XPS 15: how I set up dual boot, GPU switching and multitouch gestures on Ubuntu - Phait
https://www.reddit.com/r/Dell/comments/60a907/xps_15_9560_from_the_box_to_productivity_how_i/
======
jaimex2
Few things I would do differently, granted I've never struggled to the level
the author has latest Linux Mint and a new XPS 15.

1\. Always wipe the disk/trash all partitions and install Windows 10 fresh
after you rip out the keys. OEMs ship crapware city with some nasty nasty
things sometimes. You will also get back a decent amount of extra GBs from
recovery partitons.

2\. Linux distros all come with Gparted, use it for resizing.

3\. The nVidia drivers are ready to go in additional drivers, don't know why
he was installing ppas ( picked wrong release? )

As a golden rule if you have brand spanking new hardware and things are not
working, upgrading your kernel to bleeding latest will usually solve things. (
60% of the time it works evertime!
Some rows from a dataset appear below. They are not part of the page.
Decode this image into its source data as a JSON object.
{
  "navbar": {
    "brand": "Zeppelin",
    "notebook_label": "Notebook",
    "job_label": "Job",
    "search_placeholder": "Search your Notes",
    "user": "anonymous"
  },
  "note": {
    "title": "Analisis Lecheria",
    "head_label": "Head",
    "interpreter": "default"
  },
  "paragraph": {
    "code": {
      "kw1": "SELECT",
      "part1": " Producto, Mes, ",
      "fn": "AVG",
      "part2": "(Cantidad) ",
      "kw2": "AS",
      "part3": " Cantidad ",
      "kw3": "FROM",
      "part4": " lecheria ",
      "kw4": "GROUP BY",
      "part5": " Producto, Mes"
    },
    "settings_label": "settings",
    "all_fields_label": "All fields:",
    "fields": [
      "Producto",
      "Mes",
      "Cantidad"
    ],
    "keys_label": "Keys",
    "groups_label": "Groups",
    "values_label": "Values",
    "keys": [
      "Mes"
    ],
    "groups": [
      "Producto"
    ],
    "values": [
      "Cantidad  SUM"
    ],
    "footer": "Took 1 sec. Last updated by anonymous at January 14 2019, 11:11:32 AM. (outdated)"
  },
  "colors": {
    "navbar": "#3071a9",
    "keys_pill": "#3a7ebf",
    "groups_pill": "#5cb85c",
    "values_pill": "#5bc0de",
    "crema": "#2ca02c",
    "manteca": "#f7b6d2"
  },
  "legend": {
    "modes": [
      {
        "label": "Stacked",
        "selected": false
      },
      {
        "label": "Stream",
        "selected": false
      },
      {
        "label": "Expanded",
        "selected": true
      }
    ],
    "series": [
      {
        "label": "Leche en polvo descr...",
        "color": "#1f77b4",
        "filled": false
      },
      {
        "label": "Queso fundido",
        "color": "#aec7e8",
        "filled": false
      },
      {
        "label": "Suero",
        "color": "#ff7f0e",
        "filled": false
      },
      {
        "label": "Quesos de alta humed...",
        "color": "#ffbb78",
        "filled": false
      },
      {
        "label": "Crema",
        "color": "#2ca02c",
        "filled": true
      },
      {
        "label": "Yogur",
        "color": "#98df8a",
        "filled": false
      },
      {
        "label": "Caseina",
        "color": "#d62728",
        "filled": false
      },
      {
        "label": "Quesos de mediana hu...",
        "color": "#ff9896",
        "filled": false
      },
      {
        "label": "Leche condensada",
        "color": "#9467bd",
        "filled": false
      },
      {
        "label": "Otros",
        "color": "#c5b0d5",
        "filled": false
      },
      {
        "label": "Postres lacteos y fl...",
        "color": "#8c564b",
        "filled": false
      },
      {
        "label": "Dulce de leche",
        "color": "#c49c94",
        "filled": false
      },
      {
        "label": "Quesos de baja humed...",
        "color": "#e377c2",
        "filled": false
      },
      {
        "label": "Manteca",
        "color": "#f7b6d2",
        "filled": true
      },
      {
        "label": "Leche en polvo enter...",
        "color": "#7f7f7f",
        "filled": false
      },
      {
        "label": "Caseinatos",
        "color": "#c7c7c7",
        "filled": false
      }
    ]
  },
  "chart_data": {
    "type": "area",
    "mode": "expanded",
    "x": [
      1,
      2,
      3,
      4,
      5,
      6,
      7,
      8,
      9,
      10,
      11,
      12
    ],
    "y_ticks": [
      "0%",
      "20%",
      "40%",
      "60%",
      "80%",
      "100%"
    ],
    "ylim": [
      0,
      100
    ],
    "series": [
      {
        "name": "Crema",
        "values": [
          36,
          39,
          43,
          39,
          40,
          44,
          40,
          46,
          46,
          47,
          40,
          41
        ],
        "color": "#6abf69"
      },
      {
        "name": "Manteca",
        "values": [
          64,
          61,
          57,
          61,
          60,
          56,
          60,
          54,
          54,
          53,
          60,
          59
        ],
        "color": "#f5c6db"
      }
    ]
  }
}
But no seriously, you may need to roll up
your sleeves and compile RCs with custom patches )

4\. OSX like gestures work out of the box very nicely on Cinnamon. It's a
shame he couldn't get it going, might be worth spending a little more effort
on getting it running. Forcing it or xorg to reconfigure might work if
something screwed up with the driver switching?

------
darreld
Great timing for this as I just removed my XPS 15 from the box not 30 minutes
or so ago. I still haven't decided if I'll dual-boot Linux or use VMWare.